You did not yet know that you had landed yet another client.
It would be interesting to examine the how and why of my switching between first and second person. Could this be the watcher and the watched? The divine and the egoic mind? The small s self and the capital letter Self?
It is interesting how quickly the mind can shift, how attuned mine is to going to the space where things do not work in the way I want them to. This is especially humorous when I consider that I am not exactly sure how I would like them to work.
For many years I would write of being on the inside looking out. I remember sitting in the pedestrian mall in Iowa City. Bars and college kids. I was of college age. It was as if I was watching a story I had no control over. I would write as though the literal wall of glass stood between me and what was next figuratively. I could see the other side. I could see people walking through life with what seemed a confidence that I could only fake.
Last night, I realized that some of my own resentments come as a result of watching people I know are not confident deep down inside act as though they are. The problem with this, other than blame, when I look within to how this exists inside of me, is that the mind is trying to tell the body something that is not true.
The body has become conditioned to live with worry, with anxiety, with the comfort of being overwhelmed. To step through the glass would be an abandonment of the body.
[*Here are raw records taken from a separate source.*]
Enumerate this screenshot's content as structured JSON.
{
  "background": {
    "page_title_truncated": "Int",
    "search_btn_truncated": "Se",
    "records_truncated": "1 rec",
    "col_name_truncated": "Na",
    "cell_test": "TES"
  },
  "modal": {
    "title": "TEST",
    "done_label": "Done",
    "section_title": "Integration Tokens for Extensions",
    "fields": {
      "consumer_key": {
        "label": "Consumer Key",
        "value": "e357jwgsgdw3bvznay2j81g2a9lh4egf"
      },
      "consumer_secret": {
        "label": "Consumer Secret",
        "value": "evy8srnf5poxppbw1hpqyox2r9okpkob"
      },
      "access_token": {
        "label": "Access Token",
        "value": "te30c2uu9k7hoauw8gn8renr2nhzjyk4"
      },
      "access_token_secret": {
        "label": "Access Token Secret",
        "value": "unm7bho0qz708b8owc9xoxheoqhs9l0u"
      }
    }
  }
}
This body wants to protect the mind and sees unknown territory as dangerous.
All my life I have tried to solve the inner workings of the brain with the same section of the brain that created the problem. To solve worry with worry. To solve the feeling of being overwhelmed by taking on more.
At one point, I was able to go to others, and I still go to others, but in these last few months I have realized the importance of letting the body retrain the mind, ridding the body first of those emotions that are used to wading, that know this is a cesspool, but the cesspool has enough lift to keep me afloat, and who knows just how buoyant those crystal blue waters of presence over yonder might be.
What does any of this have to do with what I might best describe as those teenaged chickens who eat the seeds of cucuzza outside my back door?
Let me think for a moment. Let me consider the way they eat without knowing that I am watching, and then, when they see me, they continue to eat and make no bones about me because they know that glass divides us. As soon as the door opens, the possibility of danger exists.
We are getting somewhere here. The word glimpse seems appropriate.
I step forth. In the forest of green outside my window there is contentment. There is presence. There is beauty. Always. Life revolves around life. Bugs eat bugs and are eaten by birds. Grasshoppers the size of dominoes sometimes surprise me.
The question becomes one of how to prune what does not serve. Moreso, how to do this without worry or fear, how to see everything as a beginning.
I am the chicken that still stands. I am the chicken that knows sustenance is safe, that knows that these cucuzza seeds are a gift from the heavens, that all of my experiences are gifts, that everything I encounter and the thoughts that I have are opportunities to love better.
Ultimately, what is known is this, to be separated from one thing is to be separated from everything.